AI is reshaping influencer marketing, but creativity remains human

IT Logs

One of the most engaging sessions during Startup Revolution Summit in Skopje, Macedonia last week turned out to be a discussion about how AI is influencing the world of marketing and the creator economy. The panel brought together founders building very different products in the same ecosystem, yet their perspectives converged on a shared idea: AI is becoming most valuable not by replacing creativity, but by taking over the repetitive work that slows teams down.

All four offered an honest and often humorous look into how brands, agencies, and marketing teams are already changing their processes around automation in day-to-day execution.

For Stjepan Zelić, founder of Croatia-based AI-powered influencer marketing platform Hypefy, the biggest bottleneck in influencer marketing has never been creativity – it’s everything around it. Research, outreach, pricing, negotiation, reporting. None of it is what marketers dreamed of doing when they imagined “creative work.”

“I think as humans, we like to think we are super smart, right?” he said. “We love feeling good when we solve something that we think, oh, this requires big brains so like, big brain time?”

His point, however, was that most marketing tasks don’t actually fall into that category. “The truth is, with many other industries, 90% of the work that you do is stupid, right? It’s repetitive. It’s nothing that requires big brains.”

He noted that humans tend to choose influencers based on instinct – which looks like expertise but is actually bias. “Two different brand managers will pick two different content creators because of some random, biased feeling that you have,” he said. “But if you think about which audience you’re trying to target, then data comes into play.”

Hypefy’s solution is to remove the instinct-based part entirely. “We tell customers immediately – you don’t get to pick anything. Leave AI to do it, and when AI does it, it works wonderfully.”
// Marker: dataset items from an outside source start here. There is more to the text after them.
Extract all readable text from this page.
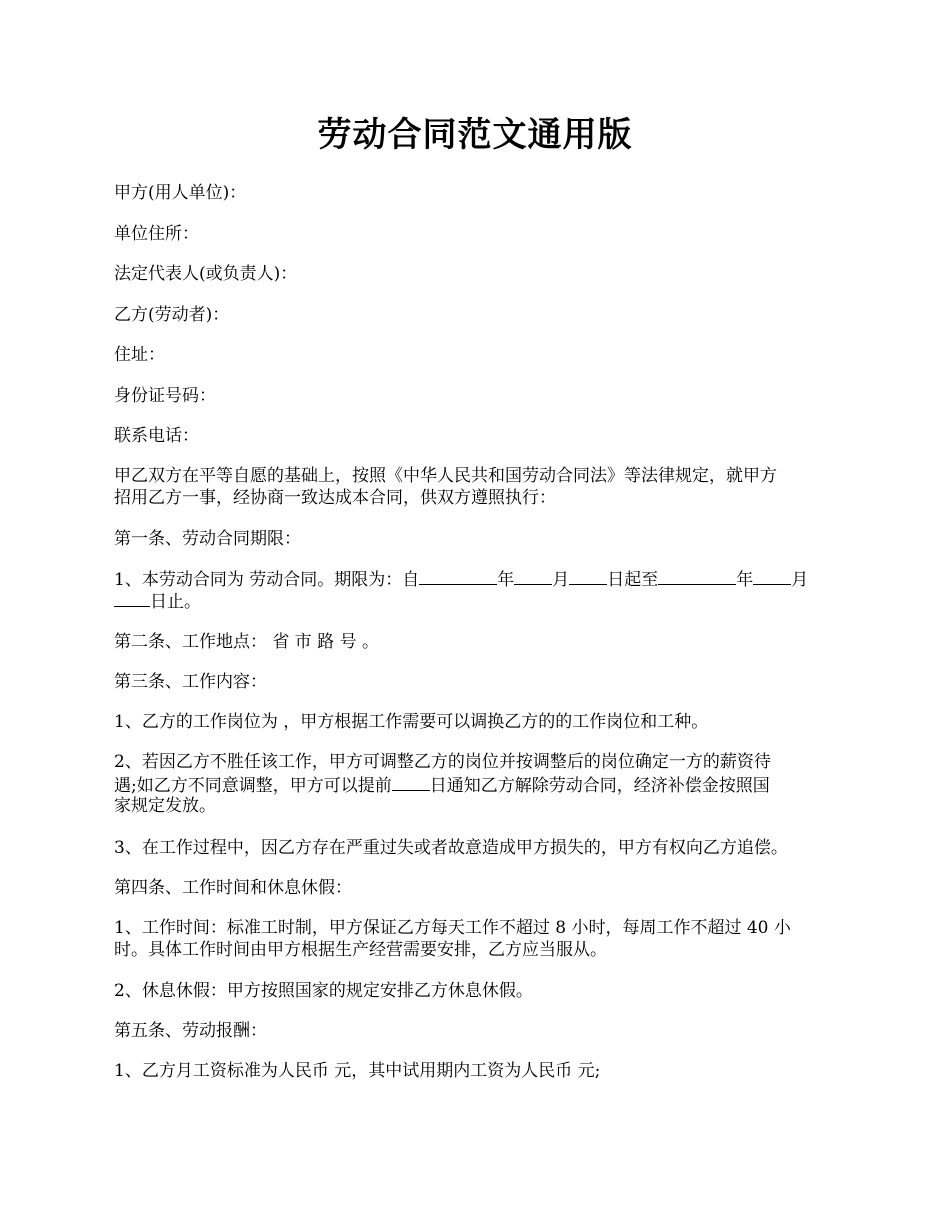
劳动合同范文通用版

甲方(用人单位)：

单位住所：

法定代表人(或负责人)：

乙方(劳动者)：

住址：

身份证号码：

联系电话：

甲乙双方在平等自愿的基础上，按照《中华人民共和国劳动合同法》等法律规定，就甲方
招用乙方一事，经协商一致达成本合同，供双方遵照执行：

第一条、劳动合同期限：

1、本劳动合同为 劳动合同。期限为：自	年 月 日起至	年 月
日止。

第二条、工作地点： 省 市 路 号 。

第三条、工作内容：

1、乙方的工作岗位为 ，甲方根据工作需要可以调换乙方的的工作岗位和工种。

2、若因乙方不胜任该工作，甲方可调整乙方的岗位并按调整后的岗位确定一方的薪资待
遇;如乙方不同意调整，甲方可以提前 日通知乙方解除劳动合同，经济补偿金按照国
家规定发放。

3、在工作过程中，因乙方存在严重过失或者故意造成甲方损失的，甲方有权向乙方追偿。

第四条、工作时间和休息休假：

1、工作时间：标准工时制，甲方保证乙方每天工作不超过 8 小时，每周工作不超过 40 小
时。具体工作时间由甲方根据生产经营需要安排，乙方应当服从。

2、休息休假：甲方按照国家的规定安排乙方休息休假。

第五条、劳动报酬：

1、乙方月工资标准为人民币 元，其中试用期内工资为人民币 元;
Zelić compared the ideal workflow to movie CGI: invisible when done well. “If you don’t notice what’s happening in the background, it just happens, then it’s good.” And while AI handles selection, negotiation, pricing, and organization, he was clear about where humans still matter: “The creative part, we leave that to the humans, because humans are still more powerful.”
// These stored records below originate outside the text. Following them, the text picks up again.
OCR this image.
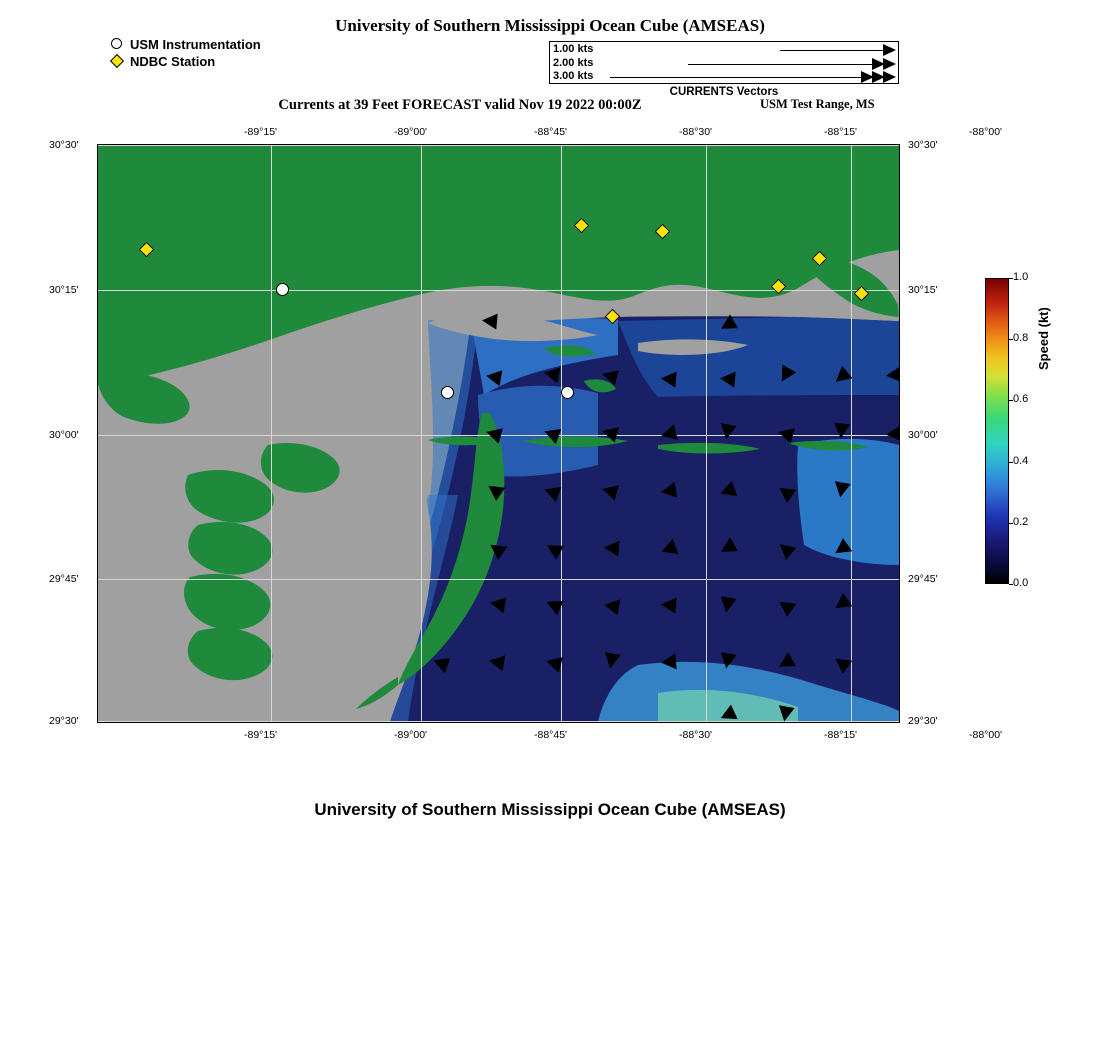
University of Southern Mississippi Ocean Cube (AMSEAS)
Currents at 39 Feet FORECAST valid Nov 19 2022 00:00Z	USM Test Range, MS
University of Southern Mississippi Ocean Cube (AMSEAS)
USM Instrumentation
NDBC Station
1.00 kts
2.00 kts
3.00 kts
CURRENTS Vectors
-89°15'	-89°00'	-88°45'	-88°30'	-88°15'	-88°00'
-89°15'	-89°00'	-88°45'	-88°30'	-88°15'	-88°00'
30°30'
30°15'
30°00'
29°45'
29°30'
30°30'
30°15'
30°00'
29°45'
29°30'
1.0
0.8
0.6
0.4
0.2
0.0
Speed (kt)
For Clearcue’s founder Ralitsa Ivanova, the transformation of marketing in the last year comes down to scale. Not scale in spend, but in awareness – the level of context teams can gather about customers in real time.

“What has happened in the last year? Everything changed. We can analyze data at scale… and that is the key thing that is making a great campaign, great content, or great sales outreach.” she said. 

Clearcue tracks online signals that indicate what potential customers are thinking – keywords they mention, posts they engage with, influencers they follow, events they reference. These pieces of information are small individually, but powerful once stitched together.

“If you’re doing it at scale – analyzing all of those people at scale – and tracking the small logical hacks that prove a person or a company can become your customer, then you can create a whole automated flow where all of your leads are tracked by AI,” she explained.

And the time savings are measurable. “A couple of weeks of one person’s time becomes 10 minutes for 20, 30, 50 content creators – because everything is handled by AI,” Ivanova said. The only part that scales upward for humans is content review: “There’s more content now, so that’s where they have more work – but 90% of the time goes down.”

Influencers Club, represented by co-founder Nikola Sokolov, sits further down the stack – their clients are often the companies building influencer platforms and AI discovery tools. For Sokolov, the conversation isn’t about whether AI can replace human intuition. It is about multiplying what already works.

“It’s not about what AI can do that the human cannot. It’s about how do we get this to work at scale.” he said.

With a dataset of hundreds of millions of creators, the company provides the backbone that lets other platforms automate discovery and matching. Yet despite the volumes of data involved, Sokolov sees emotion as something that shouldn’t be engineered out of the industry.

“I just don’t want to make it programmatic. The future of influencer marketing might end up being programmatic, where you launch creative ads the same way you launch Google ads, YouTube ads, or whatever. But it’s still energy. It’s still how do you feel about this person representing your brand.” he said.

He also pointed out something many founders in the region rarely hear: this time, they’re not late to the wave. “Railways were late, planes were late, everything was late. AI is here now. Let’s make the most of it.”

Uliasti founder Dejan Georgiev shifted focus from tools to the future structure of marketing teams themselves. The change, he argued, isn’t just technological, but organizational.

“What humans can do, and what AI can do, is simple to answer. Humans have feelings, have creativity and conscience. In this regard, humans define workflows that can help scale your product or enrich your workflows.” he said.

The next phase, however, won’t simply be layering AI onto the current setup. “We still make mistakes, or we are still learning how we orchestrate these agents,” he explained. “We think that old processes can be orchestrated – put an AI on it – and we expect magic to happen. It’s not going to work that way.”

His prediction is clear: marketing teams will shrink, not because they become less valuable, but because their work becomes more strategic. “I will see marketing teams going from 10 people to two people, orchestrating agents to do the repetitive work. That’s going to happen probably in the next two to three years.” Georgiev added.

The outcome, if done right, is not a loss of human value, but the opposite. “The customer will be more satisfied, but with less human involvement in the analysis or document scanning or any repetitive task.” he concluded.